Since the discovery of the possible solubilization of membrane proteins and their isolation from other membrane constituents (purification), different methods were developed to reconstitute ion channel proteins into artificial lipid bilayers. These membrane proteins were then fully functional when correctly oriented and inserted in a lipid bilayer. The reconstitution plays a central role in identifying and characterizing the mechanisms of action of membrane proteins. The activity of the membrane proteins is studied using electrophysiology using different methods e.g., the black lipid membrane. Therefore, the structure-function relationship can be investigated to better understand the biophysical properties of membrane proteins in vivo.Using a glass surface containing a micrometer hole, the fusion of vesicles on the surface becomes an attractive method for electrophysiology and then to reconstitute membrane proteins into the lipid bilayer without denaturation. Then stable lipid bilayers are formed by bursting a GUV on the glass surface, forming a free-standing portion above the hole.With this technique, we studied the biophysical and pharmacological properties of different ion channels, for example potassium channels (KcsA, Kv1.2), sodium channels (NachBac, NaVsp1) as well as other ligand-dependent (IP3 receptor, NMDA receptor), mechanosensitive channels (MscL, TRP channels) and non-specific channels (Cx43, VDAC). I will describe here our methods for incorporation of proteins into the bilayer and the recording of single ion channel current measurements by using a planar patch clamp platform.
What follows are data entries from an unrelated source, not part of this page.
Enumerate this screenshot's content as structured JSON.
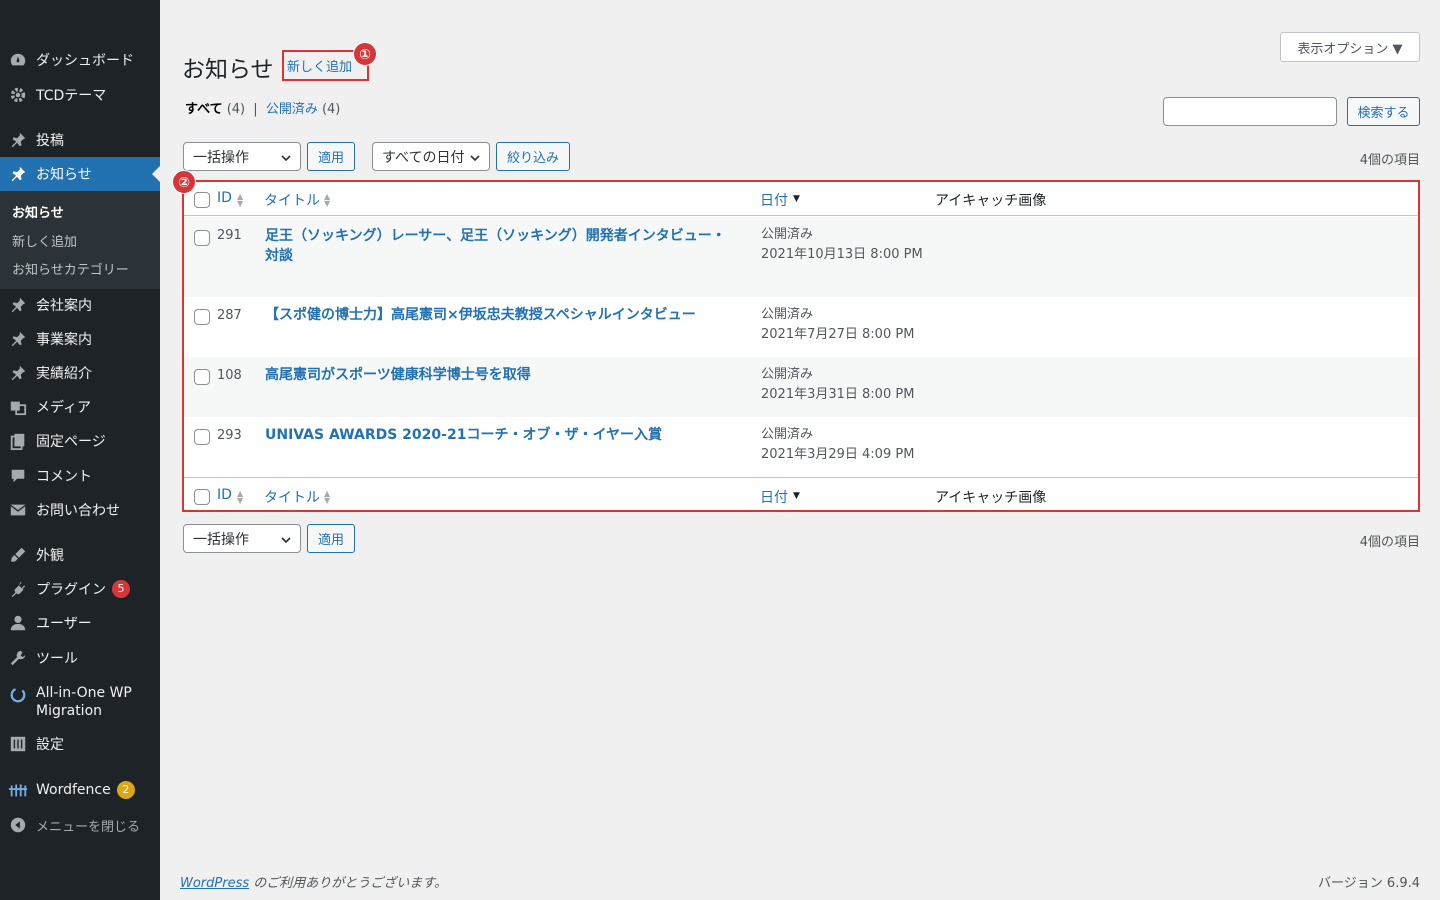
{
  "sidebar": {
    "items": [
      {
        "label": "ダッシュボード",
        "icon": "dashboard-icon"
      },
      {
        "label": "TCDテーマ",
        "icon": "gear-icon"
      },
      {
        "label": "投稿",
        "icon": "pin-icon"
      },
      {
        "label": "お知らせ",
        "icon": "pin-icon"
      },
      {
        "label": "会社案内",
        "icon": "pin-icon"
      },
      {
        "label": "事業案内",
        "icon": "pin-icon"
      },
      {
        "label": "実績紹介",
        "icon": "pin-icon"
      },
      {
        "label": "メディア",
        "icon": "media-icon"
      },
      {
        "label": "固定ページ",
        "icon": "pages-icon"
      },
      {
        "label": "コメント",
        "icon": "comment-icon"
      },
      {
        "label": "お問い合わせ",
        "icon": "mail-icon"
      },
      {
        "label": "外観",
        "icon": "brush-icon"
      },
      {
        "label": "プラグイン",
        "icon": "plugin-icon",
        "badge": "5"
      },
      {
        "label": "ユーザー",
        "icon": "user-icon"
      },
      {
        "label": "ツール",
        "icon": "wrench-icon"
      },
      {
        "label": "All-in-One WP Migration",
        "icon": "migration-icon"
      },
      {
        "label": "設定",
        "icon": "settings-icon"
      },
      {
        "label": "Wordfence",
        "icon": "wordfence-icon",
        "badge": "2"
      },
      {
        "label": "メニューを閉じる",
        "icon": "collapse-icon"
      }
    ],
    "submenu": [
      "お知らせ",
      "新しく追加",
      "お知らせカテゴリー"
    ]
  },
  "header": {
    "title": "お知らせ",
    "add_new": "新しく追加",
    "screen_options": "表示オプション ▼",
    "annotation_1": "①",
    "annotation_2": "②"
  },
  "filters": {
    "all_label": "すべて",
    "all_count": "(4)",
    "sep": "|",
    "published_label": "公開済み",
    "published_count": "(4)",
    "search_button": "検索する",
    "bulk_action": "一括操作",
    "apply": "適用",
    "all_dates": "すべての日付",
    "filter_button": "絞り込み",
    "items_count": "4個の項目"
  },
  "table": {
    "columns": {
      "id": "ID",
      "title": "タイトル",
      "date": "日付",
      "featured": "アイキャッチ画像"
    },
    "rows": [
      {
        "id": "291",
        "title": "足王（ソッキング）レーサー、足王（ソッキング）開発者インタビュー・対談",
        "status": "公開済み",
        "date": "2021年10月13日 8:00 PM"
      },
      {
        "id": "287",
        "title": "【スポ健の博士力】高尾憲司×伊坂忠夫教授スペシャルインタビュー",
        "status": "公開済み",
        "date": "2021年7月27日 8:00 PM"
      },
      {
        "id": "108",
        "title": "高尾憲司がスポーツ健康科学博士号を取得",
        "status": "公開済み",
        "date": "2021年3月31日 8:00 PM"
      },
      {
        "id": "293",
        "title": "UNIVAS AWARDS 2020-21コーチ・オブ・ザ・イヤー入賞",
        "status": "公開済み",
        "date": "2021年3月29日 4:09 PM"
      }
    ]
  },
  "footer": {
    "wp_link": "WordPress",
    "thanks": " のご利用ありがとうございます。",
    "version": "バージョン 6.9.4"
  },
  "colors": {
    "accent": "#2271b1",
    "sidebar_bg": "#1d2327",
    "highlight": "#d63638",
    "badge_plugins": "#d63638",
    "badge_wordfence": "#dba617"
  }
}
Single Hemichannels Recorded in Lipid Bilayers and Artificial Gap Junction Formation with Cells

Connexins (Cx) are members of a multigene family of membrane-spanning proteins that form gap junctions, which are composed of two hexameric hemichannels, called connexons. These gap junctions, organized in so-called gap junctional plaques, span the extracellular space/matrix of adjacent cells and thus allow a passive exchange of small molecules up to about 1 kDa. Connexins are widely distributed with various subtypes of connexin and are involved in different biological processes such transmission of information and propagation of action potential for e.g. Recent studies indicates that hemichannels do open under physiological and pathological conditions.In our study, we investigated the biophysical properties of hemichannels Cx26 and Cx43 which were isolated biochemically and reconstituted into synthetic lipid membranes. Both hemichannels are present in different tissues and involved in different pathologies. The results on a study of the Cx26 are presented. Reconstitutions of functional Cx26 and mutant hemichannels were performed. Secondly, Cx43 was purified and reconstituted into bilayers. The hemichannel Cx43 properties were compared to previous studies and showed similarities of conductance on single channel recordings of Cx43 in cells. Our focus was then to form artificial gap junctions, first between two unrelated cells and then between cells and bilayers containing functional hemichannels. This was done using Cx26 or Cx43. The bilayer-cell configuration allows to measure electrophysiological properties of the cells indirectly via gap junctions. Single channel recordings of gap junctions were recorded using a bilayer containing Cx43 and Cardiomyocytes expressing Cx43. Macroscopic currents were as well recorded between bilayers and cell lines expressing Cx26 or Cx43.